The Pentagon is not quite on board with this, in planning terms, but it is getting close. The new Quadrennial Defense Review is just starting to gear up. Incoming Secretary Hagel would do well to put a strategic red team together to draw up both budget options and an outline of questions for strategy, forces, procurement, and operations, for each of those budgetary options. Will he? That remains to be seen, because the services are too good at gaming such a set of options by putting the highest priorities on the table to be cut, which stops options in their tracks.

Meanwhile, the planners are stepping out on the near-term agenda. Every service chief has submitted a memo, following Deputy Secretary Ash Carter’s memo of early January, as part of the effort to put together a plan, by the end of this week, about how they would manage if a sequester happens and/or if the budget this year stays at FY 2012 levels.

They are going to need those plans, even if there is no sequester, because the plans focus on the key part of the defense budget. Operations are the problem; they have always been a significant management problem for DOD. Nobody seems to be able to figure out exactly how the money is spent on operations and what we get for it.

So that’s the right target.
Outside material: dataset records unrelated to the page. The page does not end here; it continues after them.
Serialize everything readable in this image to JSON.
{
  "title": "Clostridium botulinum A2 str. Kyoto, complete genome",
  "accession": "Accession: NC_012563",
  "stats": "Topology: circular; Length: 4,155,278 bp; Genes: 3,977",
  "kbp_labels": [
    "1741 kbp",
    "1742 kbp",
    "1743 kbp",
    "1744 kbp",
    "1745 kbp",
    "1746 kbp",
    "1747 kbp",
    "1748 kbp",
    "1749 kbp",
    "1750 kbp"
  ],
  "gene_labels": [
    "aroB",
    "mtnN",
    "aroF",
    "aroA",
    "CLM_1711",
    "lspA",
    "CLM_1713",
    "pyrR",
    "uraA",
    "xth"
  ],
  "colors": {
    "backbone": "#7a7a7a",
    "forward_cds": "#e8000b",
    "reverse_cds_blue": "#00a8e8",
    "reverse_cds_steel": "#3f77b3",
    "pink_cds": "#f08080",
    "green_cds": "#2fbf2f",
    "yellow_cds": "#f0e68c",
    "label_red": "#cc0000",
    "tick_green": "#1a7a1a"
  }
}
And the categories the chiefs worry about are the right ones in a draw-down. How fast do we repair equipment in military depots? What is the pace of travel and orders for the small stuff — from pencils to computers? What is the intensity of the training cycle, now that the wars are ended/ending? How much priority should we put on support to the field? How many temporary contractor employees to we have, do we need, do we want? How many civil servants? How many bureaucrats in uniform running the back office?

Now, of course, the chiefs cannot resist what must seem to be an opportunity in this management dilemma — an opportunity to stop sequester, spare defense, and reverse the tide. So the sensible planning is accompanied by painful cries. Rhetoric about a readiness crisis, being on the brink of hollowness, breaking the force, endangering our national security.

They don’t need that; they don’t need it because is it not true. We have never spent so much on defense. Our military readiness is at heights unreached at the start of any previous draw-down, in the active force and the reserves. Our operations budgets are unprecedentedly high, both in constant dollars and per soldier. The troops have never been as well trained, exercised, and experienced. U.S. global capabilities far surpass any other country.

Yes, there are many management issues at DOD; there are in every government agency. There are problems with the high costs for programs that were promised for less; problems with pay and benefits nobody can touch; health care costs that grow for defense as they do everywhere else, and problems holding down the growth of the Pentagon’s large back office. And, yes, sequester is an ugly way to approach a budgetary draw-down, though DOD is better protected than most.

The challenge today is not to “save the defense budget.” It is to “manage a draw down.” On Thursday the Senate Armed Services Committee will grill the putative next secretary. The focus of that questioning should be less on such irrelevant issues as Israel, Iran, and gays. It should be on how Sen. Hagel intends to manage the department’s adjustment to post-war budgetary realities and how he will focus the chiefs on the job they can and should do, without the rhetoric.